You should be able to connect to the LDAP service on the localhost port 389.

Now, we need to test if your domain controller is offering the LDAP over SSL service on port 636.

Open a new LDP application Window and try to connect to the localhost using the TCP port 636.

Select the SSL checkbox and click on the Ok button.

If the system displays an error message, your domain controller is not offering the LDAPS service yet.

To solve this, we are going to install a Windows Certification authority on the next part of this tutorial.

If you were able to successfully connect to the localhost on port 636 using SSL encryption, you may skip the next part of this tutorial.

Tutorial — Certification Authority Installation on Windows

We need to install the Windows certification authority service.

The local certification authority will provide the domain controller with a certificate that will allow the LDAPS service to operate on the TCP port 636.

Open the Server Manager application.

Access the Manage menu and click on Add roles and features.

Access the Server role screen, select the Active Directory Certificate Services and click on the Next button.

On the following screen, click on the Add features button.

Keep clicking on the Next button until you reach the role service screen.

Enable the option named Certification Authority and click on the Next button.

On the confirmation screen, click on the Install button.

Wait the Certification Authority installation to finish.

Open the Server Manager application.

Click on the yellow flag menu and select the option: Configure Active Directory Certificate Services

On the credentials screen, click on the Next button.

Select the Certification Authority option and click on the Next button.

Select the Enterprise CA option and click on the Next button.

Select the Create a new private key option and click on the Next button.

Keep the default cryptography configuration and click on the Next button.

Set a common name to the Certification authority and click on the Next button.

In our example, we set the common name: TECH-CA

Set the Windows Certification authority validity period.

Keep the default Windows Certification authority database location.

Verify the summary and click on the Configure button.

Wait for the Windows server certification authority installation to finish.

After finishing the certification authority installation, reboot your computer.

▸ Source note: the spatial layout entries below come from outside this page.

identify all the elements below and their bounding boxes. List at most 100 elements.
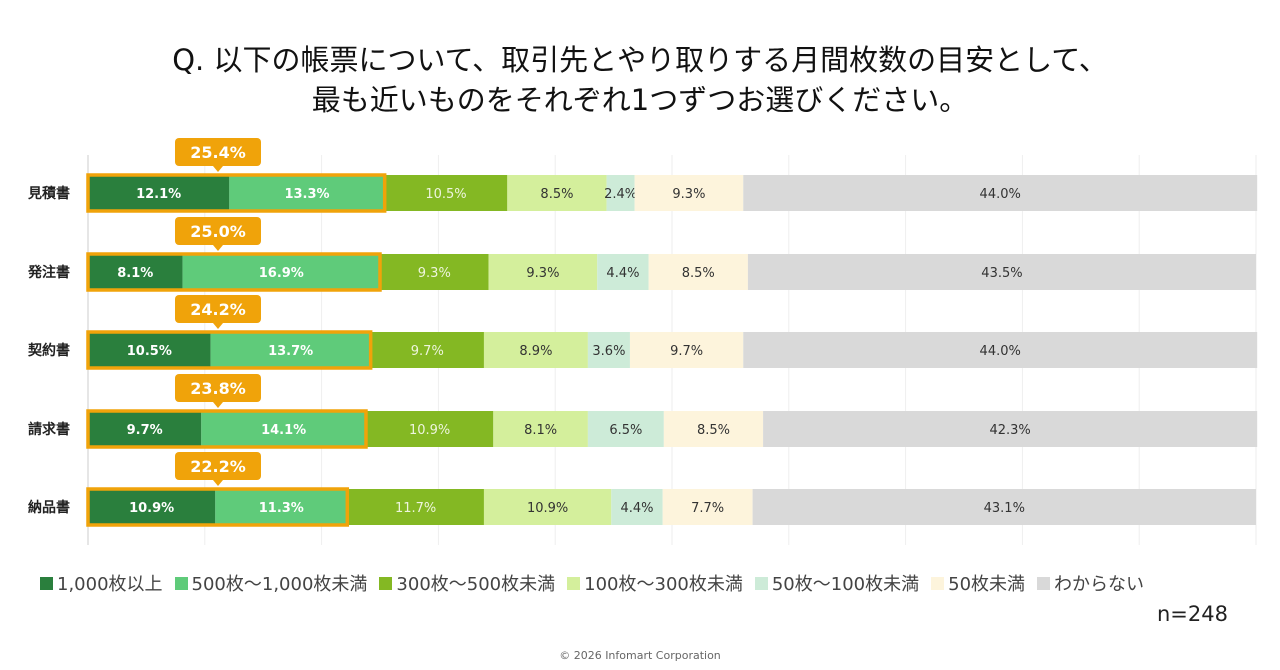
legend-item: 300枚～500枚未満 (379, 570, 555, 596)
highlight-box (86, 330, 373, 370)
title-line-1: Q. 以下の帳票について、取引先とやり取りする月間枚数の目安として、 (172, 43, 1108, 77)
data-label: 13.7% (268, 344, 313, 359)
callout-label: 25.4% (190, 143, 246, 162)
bar-segment (648, 254, 748, 290)
bar-segment (88, 175, 230, 211)
legend-swatch (931, 576, 945, 590)
data-label: 8.1% (117, 266, 153, 281)
data-label: 10.5% (425, 187, 466, 202)
data-label: 10.5% (127, 344, 172, 359)
callout-box (175, 374, 261, 402)
callout-label: 23.8% (190, 379, 246, 398)
highlight-box (86, 173, 387, 213)
data-label: 7.7% (691, 501, 724, 516)
data-label: 9.7% (411, 344, 444, 359)
bar-segment (215, 489, 348, 525)
category-label: 発注書 (27, 264, 70, 281)
data-label: 11.3% (259, 501, 304, 516)
data-label: 9.3% (672, 187, 705, 202)
data-label: 10.9% (129, 501, 174, 516)
bar-segment (763, 411, 1258, 447)
legend-swatch (40, 576, 53, 590)
bar-segment (88, 411, 202, 447)
bar-segment (347, 489, 484, 525)
data-label: 14.1% (261, 423, 306, 438)
callout-pointer (213, 166, 223, 172)
bar-segment (743, 175, 1258, 211)
callout-box (175, 138, 261, 166)
bar-segment (629, 332, 744, 368)
bar-segment (201, 411, 366, 447)
data-label: 12.1% (136, 187, 181, 202)
legend-label: 1,000枚以上 (57, 574, 163, 595)
category-label: 納品書 (28, 499, 70, 516)
legend-swatch (754, 576, 768, 590)
title-line-2: 最も近いものをそれぞれ1つずつお選びください。 (311, 83, 969, 117)
bar-segment (182, 254, 380, 290)
category-label: 見積書 (27, 185, 70, 202)
legend-swatch (174, 576, 188, 590)
bar-segment (483, 332, 588, 368)
data-label: 16.9% (259, 266, 304, 281)
callout-label: 22.2% (190, 457, 246, 476)
copyright: © 2026 Infomart Corporation (559, 649, 721, 662)
legend-label: 500枚～1,000枚未満 (191, 574, 368, 595)
bar-segment (587, 332, 630, 368)
data-label: 44.0% (980, 344, 1021, 359)
bar-segment (365, 411, 494, 447)
legend-label: 50枚～100枚未満 (771, 574, 920, 595)
callout-label: 24.2% (190, 300, 246, 319)
legend-swatch (1037, 576, 1051, 590)
data-label: 3.6% (592, 344, 625, 359)
category-label: 請求書 (28, 421, 70, 438)
legend-label: 100枚～300枚未満 (584, 574, 743, 595)
data-label: 4.4% (620, 501, 653, 516)
bar-segment (611, 489, 663, 525)
bar-segment (663, 411, 764, 447)
bar-segment (483, 489, 612, 525)
data-label: 13.3% (284, 187, 329, 202)
bar-segment (488, 254, 598, 290)
data-label: 43.1% (984, 501, 1025, 516)
callout-box (175, 295, 261, 323)
data-label: 2.4% (604, 187, 637, 202)
data-label: 9.3% (526, 266, 559, 281)
category-label: 契約書 (27, 342, 70, 359)
bar-segment (507, 175, 607, 211)
data-label: 8.9% (519, 344, 552, 359)
bar-segment (88, 332, 211, 368)
callout-box (175, 452, 261, 480)
bar-segment (743, 332, 1258, 368)
highlight-box (86, 252, 382, 292)
bar-segment (229, 175, 385, 211)
bar-segment (88, 489, 216, 525)
legend-item: 100枚～300枚未満 (567, 570, 743, 596)
bar-segment (606, 175, 635, 211)
legend-item: 50枚～100枚未満 (754, 570, 920, 596)
data-label: 9.3% (418, 266, 451, 281)
bar-segment (752, 489, 1256, 525)
data-label: 6.5% (609, 423, 642, 438)
highlight-box (86, 409, 368, 449)
bar-segment (597, 254, 649, 290)
data-label: 42.3% (989, 423, 1030, 438)
legend-label: 50枚未満 (948, 574, 1026, 595)
callout-pointer (213, 245, 223, 251)
data-label: 8.5% (540, 187, 573, 202)
bar-segment (747, 254, 1256, 290)
legend-item: 500枚～1,000枚未満 (174, 570, 368, 596)
legend-item: 1,000枚以上 (40, 570, 163, 596)
data-label: 43.5% (981, 266, 1022, 281)
callout-pointer (213, 480, 223, 486)
data-label: 9.7% (127, 423, 163, 438)
data-label: 10.9% (527, 501, 568, 516)
legend-swatch (567, 576, 581, 590)
data-label: 8.5% (697, 423, 730, 438)
sample-size: n=248 (1157, 602, 1228, 626)
highlight-box (86, 487, 350, 527)
bar-segment (662, 489, 753, 525)
bar-segment (634, 175, 744, 211)
legend-swatch (379, 576, 393, 590)
bar-segment (380, 254, 489, 290)
bar-segment (587, 411, 664, 447)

You have finished the Windows Certification authority installation.

Tutorial — Testing the LDAP over SSL Communication Again

We need to test if your domain controller is offering the LDAP over SSL service on port 636.

After finishing the Certification authority installation, wait 5 minutes and restart your domain controller.

During boot time, your domain controller will automatically request a server certificate from the local certification authority.

After getting the server certificate, your domain controller will start offering the LDAP service over SSL on the 636 port.

On the domain controller, access the start menu and search for the LDP application.

Access the Connection menu and select the Connect option.

Try to connect to the localhost using the TCP port 636.

Select the SSL checkbox and click on the Ok button.

Try to connect to the localhost using the TCP port 636.

Select the SSL checkbox and click on the Ok button.

This time, you should be able to connect to the LDAP service on the localhost port 636.

If you are not able to connect to port 636, reboot the computer again and wait 5 minutes more.

It may take sometime before your domain controller receives the certificate requested from the Certification Authority.